Monday, January 26, 2009

Short-run vs Long-run Effects of Fiscal Stimulus

I have come to the conclusion that economic policy in the US is made by people with a planning horizon of no longer than four years. The debate on the TARP funding last fall and Obama's proposed stimulus package this year are both good illustrations.

There may be a short-run benefit from either or both of these in terms of easing the severity of the recession. In the case of the TARP legislation, one could (and most explicity did) that without some sort of bailout economy would have go through a long drawn-out recession as banks to sort out the bad debt from the good and curtailed new lending in the process.

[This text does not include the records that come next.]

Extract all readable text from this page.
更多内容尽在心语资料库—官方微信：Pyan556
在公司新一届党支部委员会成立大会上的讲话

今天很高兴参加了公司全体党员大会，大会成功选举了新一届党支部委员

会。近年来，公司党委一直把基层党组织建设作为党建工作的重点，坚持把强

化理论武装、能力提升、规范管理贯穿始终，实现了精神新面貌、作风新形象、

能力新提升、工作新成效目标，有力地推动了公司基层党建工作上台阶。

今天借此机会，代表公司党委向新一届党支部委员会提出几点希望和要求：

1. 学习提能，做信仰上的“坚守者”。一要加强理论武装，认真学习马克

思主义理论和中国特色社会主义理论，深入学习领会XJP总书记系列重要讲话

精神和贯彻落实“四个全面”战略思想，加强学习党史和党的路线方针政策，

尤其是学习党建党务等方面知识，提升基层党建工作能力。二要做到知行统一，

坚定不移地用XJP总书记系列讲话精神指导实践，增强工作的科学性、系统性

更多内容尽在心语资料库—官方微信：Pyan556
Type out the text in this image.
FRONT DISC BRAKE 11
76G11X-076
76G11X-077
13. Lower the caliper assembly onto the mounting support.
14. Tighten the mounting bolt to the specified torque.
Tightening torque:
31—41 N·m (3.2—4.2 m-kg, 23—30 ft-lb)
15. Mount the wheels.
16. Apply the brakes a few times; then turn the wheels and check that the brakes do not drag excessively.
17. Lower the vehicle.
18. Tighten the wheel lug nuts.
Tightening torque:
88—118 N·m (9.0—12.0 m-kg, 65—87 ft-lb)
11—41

On the other hand, there are long-run negative effects, mostly in the area of moral hazard. I see two major types of moral hazard. First, the moral hazard associated with bailing out banks and firms that made bad decisions. If they get rescued when they screw up why should they worry so much about screwing up in the future. The second moral hazard problem is one related directly related to government control (or at least influence). This seems to have a much shorter fuse. As near as I can figure the long-run in this case is less than six months. Witness Barney Frank's bailout of an otherwise unqualified Massachusetts bank via the TARP legislation. Or the strings attached to the auto bailout bill.

As further evidence of the weight policy makers put on the short-run I offer an editorial from today's Wall Street Journal by Jphn Kerry and Kent Conrad entitled, "Congress Needs to Help the Economy Fast: Let's not debate another rescue bill in a few months."

This is all a little astounding given that fiscal stimulus effectiveness is based almost solely on theoretical underpinnings and there is not a much in the way of counterfactuals to give it much empirical support. Put more plainly, we have not had a recession in the past 70 years where the government did NOT engage in fiscal stimulus. (See Rick Evans' post here.) How do we know that not increasing government spending during a recession is really a bad idea?